The Committee also urged Israel to lift its “long-standing blockade” of the Gaza Strip, “insofar as it adversely affects the civilian population.”

In the West Bank, the Committee slammed Israel’s “continuing confiscation and expropriation of Palestinian land”, as well as “restrictions” on Palestinian access to “agricultural land and adequate water supply.” The experts further condemned the “construction of the Wall in the West Bank”, the “construction and expansion of settlements”, and “the retroactive legalization of [settler] outposts.”

Demanding an end to these practices, the Committee described Israeli policies as undermining “the enjoyment by Palestinians of a wide range of their Covenant rights, including the right to self-determination.”

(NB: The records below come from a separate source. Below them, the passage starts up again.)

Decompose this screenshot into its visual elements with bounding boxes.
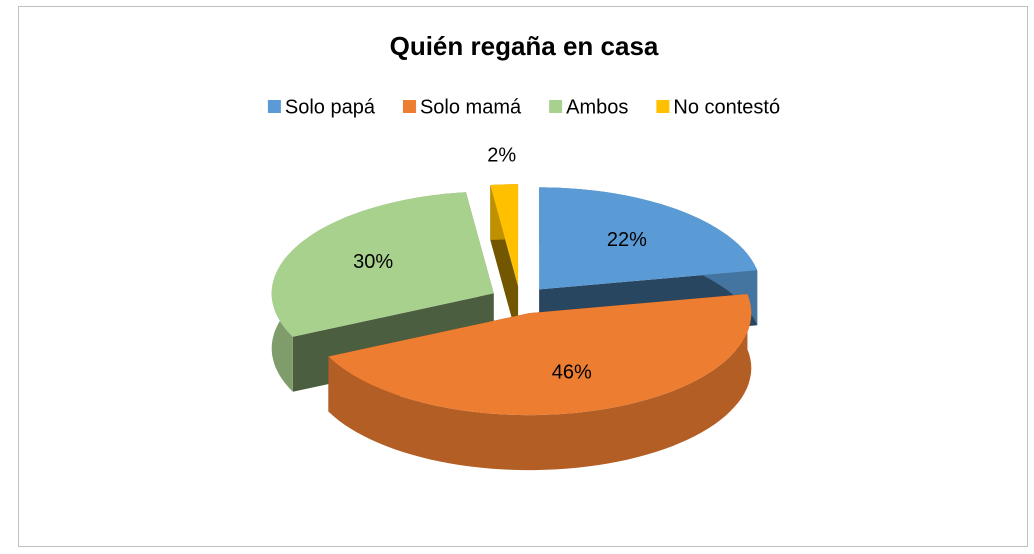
- slice: [490, 184, 519, 342]
- legend-swatch: [656, 100, 670, 113]
- legend-swatch: [549, 100, 563, 113]
- slice-top: [328, 294, 752, 416]
- legend-swatch: [267, 100, 281, 113]
- slice-top: [539, 187, 758, 290]
- legend-label: No contestó: [673, 96, 780, 118]
- data-label: 46%: [552, 362, 592, 384]
- slice: [328, 294, 752, 471]
- legend-label: Ambos: [566, 96, 628, 118]
- slice-wall: [328, 294, 752, 471]
- legend-swatch: [402, 100, 416, 113]
- data-label: 2%: [487, 144, 516, 166]
- slice-top: [490, 184, 519, 287]
- legend-label: Solo mamá: [420, 96, 522, 118]
- legend-label: Solo papá: [285, 96, 376, 118]
- chart-title: Quién regaña en casa: [390, 31, 659, 61]
- slice-top: [271, 192, 494, 337]
- legend: Solo papá Solo mamá Ambos No contestó: [267, 96, 780, 118]
- data-label: 30%: [353, 251, 393, 273]
- data-label: 22%: [607, 229, 647, 251]
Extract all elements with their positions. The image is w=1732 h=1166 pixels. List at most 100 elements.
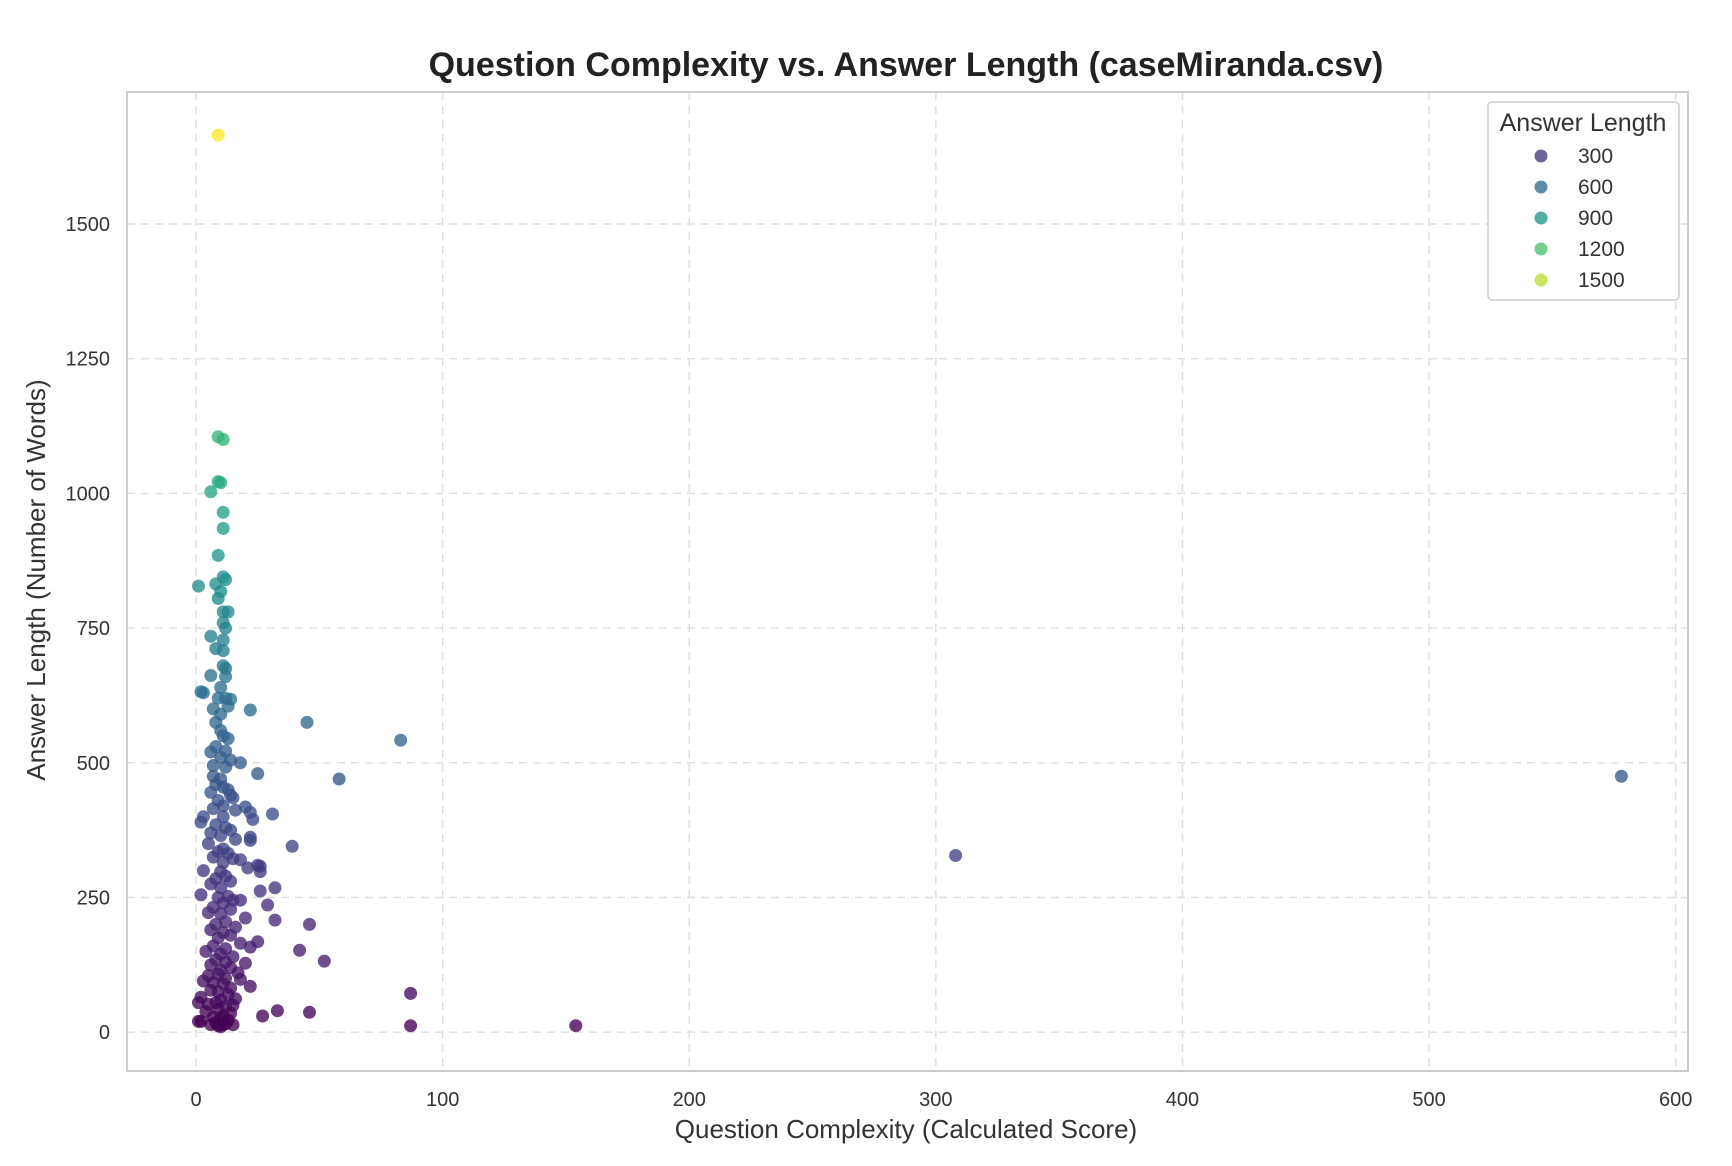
data-point <box>246 812 260 826</box>
y-tick-label: 1250 <box>66 349 111 371</box>
data-point <box>214 829 228 842</box>
data-point <box>317 954 331 968</box>
data-point <box>238 956 252 970</box>
data-point <box>192 996 205 1010</box>
legend-label: 600 <box>1578 176 1613 199</box>
data-point <box>216 1018 230 1032</box>
data-point <box>224 874 238 888</box>
data-point <box>204 826 218 840</box>
x-tick-label: 500 <box>1412 1089 1445 1111</box>
tick-labels: 0 100 200 300 400 500 600 0 250 500 750 1000 1250 150… <box>66 214 1693 1111</box>
data-point <box>233 756 247 770</box>
data-point <box>238 911 252 925</box>
data-point <box>211 128 225 142</box>
data-point <box>216 644 230 658</box>
data-points <box>192 128 1628 1034</box>
y-tick-label: 1000 <box>66 483 111 505</box>
data-point <box>219 915 233 929</box>
legend-label: 900 <box>1578 207 1613 230</box>
data-point <box>224 928 238 942</box>
data-point <box>253 884 267 898</box>
data-point <box>221 732 235 746</box>
data-point <box>243 940 257 954</box>
legend-marker <box>1534 180 1548 194</box>
data-point <box>196 974 210 988</box>
data-point <box>196 864 210 878</box>
data-point <box>204 629 218 643</box>
y-axis-label: Answer Length (Number of Words) <box>21 379 51 780</box>
legend-entries: 300 600 900 1200 1500 <box>1534 145 1625 292</box>
data-point <box>219 621 233 635</box>
data-point <box>303 917 316 931</box>
x-tick-label: 400 <box>1166 1089 1199 1111</box>
legend-marker <box>1534 211 1548 225</box>
data-point <box>285 839 299 853</box>
legend-marker <box>1534 149 1548 163</box>
data-point <box>268 913 282 927</box>
data-point <box>229 803 242 817</box>
data-point <box>251 767 265 781</box>
data-point <box>394 733 408 747</box>
data-point <box>211 548 225 562</box>
y-tick-label: 0 <box>99 1022 110 1044</box>
data-point <box>229 832 242 846</box>
data-point <box>216 799 230 813</box>
legend-label: 1500 <box>1578 269 1625 292</box>
data-point <box>201 837 215 851</box>
grid-lines <box>127 92 1688 1071</box>
data-point <box>293 943 307 957</box>
data-point <box>194 888 208 902</box>
data-point <box>226 791 240 805</box>
data-point <box>216 505 230 519</box>
y-tick-label: 500 <box>77 753 110 775</box>
data-point <box>214 476 228 490</box>
data-point <box>233 972 247 986</box>
data-point <box>204 877 218 891</box>
data-point <box>233 936 247 950</box>
data-point <box>268 881 282 895</box>
legend-label: 1200 <box>1578 238 1625 261</box>
data-point <box>204 669 218 682</box>
y-tick-label: 750 <box>77 618 110 640</box>
data-point <box>332 772 346 786</box>
data-point <box>300 715 314 729</box>
x-tick-label: 300 <box>919 1089 952 1111</box>
data-point <box>243 833 257 847</box>
data-point <box>243 979 257 993</box>
data-point <box>404 986 418 1000</box>
data-point <box>219 760 233 774</box>
data-point <box>216 521 230 535</box>
x-tick-label: 0 <box>190 1089 201 1111</box>
y-tick-label: 1500 <box>66 214 111 236</box>
data-point <box>404 1019 418 1033</box>
data-point <box>204 485 218 499</box>
data-point <box>221 605 235 619</box>
data-point <box>233 893 247 907</box>
data-point <box>201 906 215 920</box>
data-point <box>219 670 233 684</box>
data-point <box>261 898 275 912</box>
data-point <box>226 1018 240 1032</box>
data-point <box>204 1018 218 1032</box>
x-tick-label: 600 <box>1659 1089 1692 1111</box>
data-point <box>194 1014 208 1028</box>
data-point <box>216 633 230 647</box>
x-tick-label: 200 <box>673 1089 706 1111</box>
data-point <box>204 745 218 759</box>
data-point <box>216 433 230 446</box>
data-point <box>569 1019 583 1033</box>
legend-title: Answer Length <box>1500 109 1667 137</box>
data-point <box>194 815 208 829</box>
data-point <box>224 902 238 916</box>
data-point <box>256 1009 270 1023</box>
data-point <box>199 944 213 958</box>
data-point <box>949 849 963 862</box>
data-point <box>214 585 228 598</box>
legend-marker <box>1534 242 1548 256</box>
legend-marker <box>1534 273 1548 287</box>
x-axis-label: Question Complexity (Calculated Score) <box>675 1114 1137 1144</box>
data-point <box>1614 769 1628 783</box>
data-point <box>192 579 205 593</box>
data-point <box>206 759 220 772</box>
legend: Answer Length 300 600 900 1200 1500 <box>1487 101 1680 301</box>
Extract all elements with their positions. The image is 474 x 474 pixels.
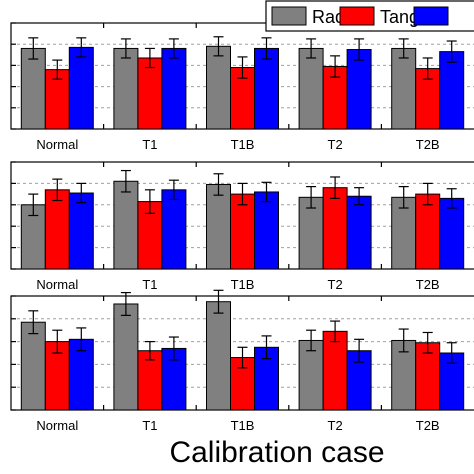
bar-t1-rad	[113, 303, 139, 411]
legend-swatch	[413, 6, 449, 26]
category-label: T1B	[231, 418, 255, 433]
bar-t1b-tang	[230, 193, 255, 270]
bar-t1b-rad	[206, 301, 231, 411]
legend-label: Tang	[380, 7, 419, 27]
category-label: Normal	[36, 137, 78, 152]
bar-t1-series-3	[161, 47, 187, 130]
legend: Rad Tang	[265, 0, 474, 32]
bar-t2b-series-3	[439, 197, 465, 270]
legend-swatch	[271, 6, 307, 26]
panel-2: Normal T1 T1B T2 T2B	[10, 161, 474, 292]
panel-1: Normal T1 T1B T2 T2B	[10, 22, 474, 152]
bar-normal-series-3	[68, 46, 94, 130]
bar-t2-tang	[322, 330, 348, 411]
bar-t2-rad	[298, 47, 324, 130]
bar-normal-rad	[20, 321, 46, 411]
bar-t2-tang	[322, 65, 348, 130]
bar-t1b-series-3	[254, 47, 279, 130]
bar-normal-rad	[20, 47, 46, 130]
bar-t1-rad	[113, 180, 139, 270]
bar-t2b-rad	[391, 47, 417, 130]
category-label: Normal	[36, 277, 78, 292]
bar-t1b-rad	[206, 45, 231, 130]
bar-normal-tang	[44, 189, 70, 270]
category-label: T1	[142, 277, 157, 292]
category-label: T2B	[416, 277, 440, 292]
category-label: T1	[142, 137, 157, 152]
bar-t1-rad	[113, 47, 139, 130]
bar-normal-series-3	[68, 192, 94, 270]
category-label: T1B	[231, 137, 255, 152]
category-label: T2B	[416, 137, 440, 152]
bar-t1b-rad	[206, 183, 231, 270]
legend-swatch	[339, 6, 375, 26]
legend-label: Rad	[312, 7, 345, 27]
bar-t1-series-3	[161, 189, 187, 270]
bar-t2b-series-3	[439, 51, 465, 130]
category-label: T2	[328, 277, 343, 292]
category-label: T2B	[416, 418, 440, 433]
category-label: T2	[328, 418, 343, 433]
bar-t2-tang	[322, 187, 348, 270]
category-label: Normal	[36, 418, 78, 433]
bar-t2b-tang	[415, 342, 441, 411]
bar-t1b-series-3	[254, 191, 279, 270]
category-label: T1B	[231, 277, 255, 292]
x-axis-title: Calibration case	[169, 436, 385, 469]
category-label: T2	[328, 137, 343, 152]
bar-t2-series-3	[346, 195, 372, 270]
category-label: T1	[142, 418, 157, 433]
bar-t1-tang	[137, 57, 163, 130]
bar-t2-series-3	[346, 49, 372, 130]
panel-3: Normal T1 T1B T2 T2B	[10, 289, 474, 433]
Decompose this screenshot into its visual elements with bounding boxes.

Other aspects of Israel’s military rule addressed by the Committee were “excessive use of lethal force” against “Palestinian civilians”, “restrictions on freedom of movement” for Palestinians, the revocation of East Jerusalem permanent residency status, a “discriminatory zoning and planning regime”, and home demolitions – including a return of “punitive demolitions.”

The Committee also looked at “the continuing practice of administrative detention of Palestinians” based on “secret evidence”, and expressed concern “at reports of the use of torture and other ill-treatment in the State party’s detention facilities, including widespread, systematic and institutionalized ill-treatment of Palestinian children.”

According to The Jerusalem Post, the Israeli government had made “strenuous efforts” to show compliance to the Human Rights Committee, sending a “high level delegation” to testify in Geneva, and submitting a 72-page report in advance. There was no immediate response from Israeli officials to the Committee’s findings.